Baltic Connections Conference 2022
Kateřina Lišková, Natalia Jarska, Annina Gagyiova, and José L.A. López Barajas presented papers as a panel at the conference The Baltic Connections 2022 which took place at the University of Jyväskylä, Finland, from June 16 to 17.
In this panel, they analyzed developments in medicine, namely gynecology and pediatrics, during the first fifteen postwar years. Comparing developments across national borders, they focus on Poland, Czechoslovakia, Hungary, and East Germany.
Kateřina Lišková chaired the panel. Next to contextualising the research of ExpertTurn, she focused on transnational knowledge circulation, which has been so far understudied for the region of socialist Eastern Europe.
Natalia Jarska presented a paper on the treatment of premature babies in Poland and Czechoslovakia in 1950s, focusing on expert discourses and the circulation of knowledge. Although there were many similarities between the expertise in the two countries, Polish experts opposed the notion of “congenital weakness”, drawing on Soviet literature, which was not present in Czechoslovakia.
Annina Gagyiova gave a comparative paper on the efforts of socialist states to combat infant mortality. Specifically, she investigated how medical experts in the GDR and Hungary concentrated on improving neonatal care for preterm infants. She showed the circulation of knowledge between two socialist states while placing the modernization achievements of socialist states in relation to transnational scientific discussions.

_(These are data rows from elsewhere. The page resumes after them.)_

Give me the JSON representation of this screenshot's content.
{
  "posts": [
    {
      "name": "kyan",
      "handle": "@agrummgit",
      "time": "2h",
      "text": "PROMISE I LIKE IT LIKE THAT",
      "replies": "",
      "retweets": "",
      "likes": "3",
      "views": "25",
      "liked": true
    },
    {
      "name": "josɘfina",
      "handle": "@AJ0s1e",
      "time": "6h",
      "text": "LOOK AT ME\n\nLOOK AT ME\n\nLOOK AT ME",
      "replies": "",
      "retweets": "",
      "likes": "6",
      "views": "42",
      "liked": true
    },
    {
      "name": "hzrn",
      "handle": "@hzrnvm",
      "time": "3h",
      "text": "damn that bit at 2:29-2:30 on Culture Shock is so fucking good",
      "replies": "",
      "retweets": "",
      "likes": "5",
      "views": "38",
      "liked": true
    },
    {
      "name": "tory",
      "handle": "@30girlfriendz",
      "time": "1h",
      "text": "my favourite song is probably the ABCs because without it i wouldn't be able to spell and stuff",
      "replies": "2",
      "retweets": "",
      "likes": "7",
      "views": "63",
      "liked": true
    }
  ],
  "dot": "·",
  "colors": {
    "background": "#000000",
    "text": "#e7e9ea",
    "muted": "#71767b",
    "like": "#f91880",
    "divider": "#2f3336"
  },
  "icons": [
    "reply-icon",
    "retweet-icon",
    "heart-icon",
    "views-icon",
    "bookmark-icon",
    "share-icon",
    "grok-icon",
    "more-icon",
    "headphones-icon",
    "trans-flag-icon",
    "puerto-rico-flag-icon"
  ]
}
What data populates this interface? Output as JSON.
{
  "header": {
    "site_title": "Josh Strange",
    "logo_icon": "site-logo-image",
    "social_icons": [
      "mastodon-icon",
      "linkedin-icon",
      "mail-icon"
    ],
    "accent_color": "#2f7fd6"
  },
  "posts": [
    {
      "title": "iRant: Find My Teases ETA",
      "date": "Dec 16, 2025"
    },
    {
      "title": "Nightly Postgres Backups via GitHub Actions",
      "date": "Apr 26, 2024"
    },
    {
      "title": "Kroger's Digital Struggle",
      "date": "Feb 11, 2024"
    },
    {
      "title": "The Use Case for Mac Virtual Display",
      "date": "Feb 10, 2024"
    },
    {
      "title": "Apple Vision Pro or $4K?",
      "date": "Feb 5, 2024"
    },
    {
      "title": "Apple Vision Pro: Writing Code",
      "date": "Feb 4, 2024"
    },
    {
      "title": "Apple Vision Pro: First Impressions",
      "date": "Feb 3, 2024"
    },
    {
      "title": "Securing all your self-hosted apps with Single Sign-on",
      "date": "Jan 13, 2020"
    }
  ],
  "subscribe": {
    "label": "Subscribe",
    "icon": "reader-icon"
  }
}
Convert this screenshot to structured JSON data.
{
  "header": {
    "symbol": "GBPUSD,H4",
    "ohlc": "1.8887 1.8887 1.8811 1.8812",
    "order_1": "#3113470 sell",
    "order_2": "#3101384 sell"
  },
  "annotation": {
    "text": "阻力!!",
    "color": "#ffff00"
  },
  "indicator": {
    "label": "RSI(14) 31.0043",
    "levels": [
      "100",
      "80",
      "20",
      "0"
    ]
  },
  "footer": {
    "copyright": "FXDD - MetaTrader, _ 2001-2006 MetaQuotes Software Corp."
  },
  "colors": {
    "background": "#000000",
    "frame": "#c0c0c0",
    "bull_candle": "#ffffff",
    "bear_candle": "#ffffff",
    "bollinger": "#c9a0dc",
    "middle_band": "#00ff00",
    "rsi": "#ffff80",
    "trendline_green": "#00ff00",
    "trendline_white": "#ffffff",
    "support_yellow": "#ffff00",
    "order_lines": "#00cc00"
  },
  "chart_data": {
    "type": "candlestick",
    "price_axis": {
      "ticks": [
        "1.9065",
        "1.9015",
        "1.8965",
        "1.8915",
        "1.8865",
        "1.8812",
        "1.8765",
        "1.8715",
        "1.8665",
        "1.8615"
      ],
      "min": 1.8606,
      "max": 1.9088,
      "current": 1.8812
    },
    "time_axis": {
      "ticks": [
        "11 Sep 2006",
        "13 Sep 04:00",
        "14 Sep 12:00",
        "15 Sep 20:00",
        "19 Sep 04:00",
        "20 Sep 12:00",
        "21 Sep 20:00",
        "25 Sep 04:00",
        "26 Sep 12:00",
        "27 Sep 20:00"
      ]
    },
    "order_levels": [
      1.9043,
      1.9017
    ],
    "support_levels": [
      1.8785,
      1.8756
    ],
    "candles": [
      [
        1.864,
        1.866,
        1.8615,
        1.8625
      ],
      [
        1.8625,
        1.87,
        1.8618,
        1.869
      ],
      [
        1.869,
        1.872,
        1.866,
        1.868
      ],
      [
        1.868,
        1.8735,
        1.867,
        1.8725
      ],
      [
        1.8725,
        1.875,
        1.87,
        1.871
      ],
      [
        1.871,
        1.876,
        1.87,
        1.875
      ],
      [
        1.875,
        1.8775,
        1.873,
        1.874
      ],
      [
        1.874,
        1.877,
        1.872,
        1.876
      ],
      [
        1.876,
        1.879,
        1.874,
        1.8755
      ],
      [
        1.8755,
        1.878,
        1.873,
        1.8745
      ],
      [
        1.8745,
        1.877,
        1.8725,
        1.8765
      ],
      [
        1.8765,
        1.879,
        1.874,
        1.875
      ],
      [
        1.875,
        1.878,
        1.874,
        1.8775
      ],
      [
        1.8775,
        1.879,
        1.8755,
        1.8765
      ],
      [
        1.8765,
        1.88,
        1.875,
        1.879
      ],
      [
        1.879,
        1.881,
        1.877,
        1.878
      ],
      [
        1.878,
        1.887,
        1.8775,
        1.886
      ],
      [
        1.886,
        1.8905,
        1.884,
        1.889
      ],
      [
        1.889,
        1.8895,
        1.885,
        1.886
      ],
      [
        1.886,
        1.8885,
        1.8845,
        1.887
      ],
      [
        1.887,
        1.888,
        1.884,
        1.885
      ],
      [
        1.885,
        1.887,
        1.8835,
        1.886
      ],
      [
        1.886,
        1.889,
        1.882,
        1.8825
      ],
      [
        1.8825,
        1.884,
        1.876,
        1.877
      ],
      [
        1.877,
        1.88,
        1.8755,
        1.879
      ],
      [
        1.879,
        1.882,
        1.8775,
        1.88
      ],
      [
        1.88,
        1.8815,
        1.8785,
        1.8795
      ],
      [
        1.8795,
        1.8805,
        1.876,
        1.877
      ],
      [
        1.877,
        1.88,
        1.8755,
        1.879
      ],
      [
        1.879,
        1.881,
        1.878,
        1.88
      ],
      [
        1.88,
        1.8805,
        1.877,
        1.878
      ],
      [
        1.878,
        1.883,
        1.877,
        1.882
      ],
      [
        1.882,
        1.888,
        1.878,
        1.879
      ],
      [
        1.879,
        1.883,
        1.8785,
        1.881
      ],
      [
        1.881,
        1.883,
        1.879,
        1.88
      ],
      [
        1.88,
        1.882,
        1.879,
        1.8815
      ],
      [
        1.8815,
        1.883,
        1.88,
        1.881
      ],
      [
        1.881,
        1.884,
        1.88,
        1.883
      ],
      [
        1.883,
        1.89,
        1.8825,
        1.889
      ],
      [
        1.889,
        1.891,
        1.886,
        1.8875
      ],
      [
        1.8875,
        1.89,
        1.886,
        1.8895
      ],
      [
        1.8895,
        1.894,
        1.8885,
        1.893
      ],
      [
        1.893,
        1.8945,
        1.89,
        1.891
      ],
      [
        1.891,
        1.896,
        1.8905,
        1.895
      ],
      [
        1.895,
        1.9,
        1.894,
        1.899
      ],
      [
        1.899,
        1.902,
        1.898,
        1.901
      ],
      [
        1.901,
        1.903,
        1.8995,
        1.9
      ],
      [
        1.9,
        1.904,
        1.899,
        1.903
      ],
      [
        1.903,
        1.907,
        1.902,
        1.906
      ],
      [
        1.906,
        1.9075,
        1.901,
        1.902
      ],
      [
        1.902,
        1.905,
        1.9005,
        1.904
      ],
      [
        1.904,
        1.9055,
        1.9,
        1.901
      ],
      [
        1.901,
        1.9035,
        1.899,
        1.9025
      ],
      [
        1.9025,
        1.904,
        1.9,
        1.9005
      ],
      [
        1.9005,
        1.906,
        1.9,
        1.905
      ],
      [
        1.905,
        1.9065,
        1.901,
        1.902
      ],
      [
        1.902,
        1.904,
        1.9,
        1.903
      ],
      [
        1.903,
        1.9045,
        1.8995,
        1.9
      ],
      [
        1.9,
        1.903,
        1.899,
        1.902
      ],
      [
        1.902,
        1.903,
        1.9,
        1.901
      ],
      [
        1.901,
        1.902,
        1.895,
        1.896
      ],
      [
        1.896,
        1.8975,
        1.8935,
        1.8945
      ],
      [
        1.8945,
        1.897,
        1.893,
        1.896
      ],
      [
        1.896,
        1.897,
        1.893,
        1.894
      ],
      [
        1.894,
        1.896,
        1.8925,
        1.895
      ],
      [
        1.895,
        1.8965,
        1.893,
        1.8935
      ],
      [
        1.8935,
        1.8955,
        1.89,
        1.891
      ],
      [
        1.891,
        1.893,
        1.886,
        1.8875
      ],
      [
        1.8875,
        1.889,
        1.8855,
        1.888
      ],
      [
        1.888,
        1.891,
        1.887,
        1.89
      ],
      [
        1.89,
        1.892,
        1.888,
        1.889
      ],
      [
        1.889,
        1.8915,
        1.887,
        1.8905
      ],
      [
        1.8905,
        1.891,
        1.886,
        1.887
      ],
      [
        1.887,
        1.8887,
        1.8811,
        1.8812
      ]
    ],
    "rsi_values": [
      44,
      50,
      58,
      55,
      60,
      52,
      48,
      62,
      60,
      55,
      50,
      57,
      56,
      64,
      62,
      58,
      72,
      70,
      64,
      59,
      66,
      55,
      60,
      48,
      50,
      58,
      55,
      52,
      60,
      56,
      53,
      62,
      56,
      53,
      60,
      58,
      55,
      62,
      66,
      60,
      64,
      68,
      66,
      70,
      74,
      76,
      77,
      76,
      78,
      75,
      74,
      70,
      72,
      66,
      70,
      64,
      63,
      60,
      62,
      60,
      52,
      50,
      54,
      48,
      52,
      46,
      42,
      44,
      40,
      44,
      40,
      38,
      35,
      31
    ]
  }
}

José L.A. López Barajas presented on medical expertise and pregnancy care in Hungary and East Germany from a comparative perspective in the 1950s. The paper analyzed how the socio-economic and internal factors that had prevailed in pregnancy counseling in the early 1950s were supplemented, and in some cases displaced, by other scientific evidence that led to more effective methods of combating problems arising from unhealthy pregnancies.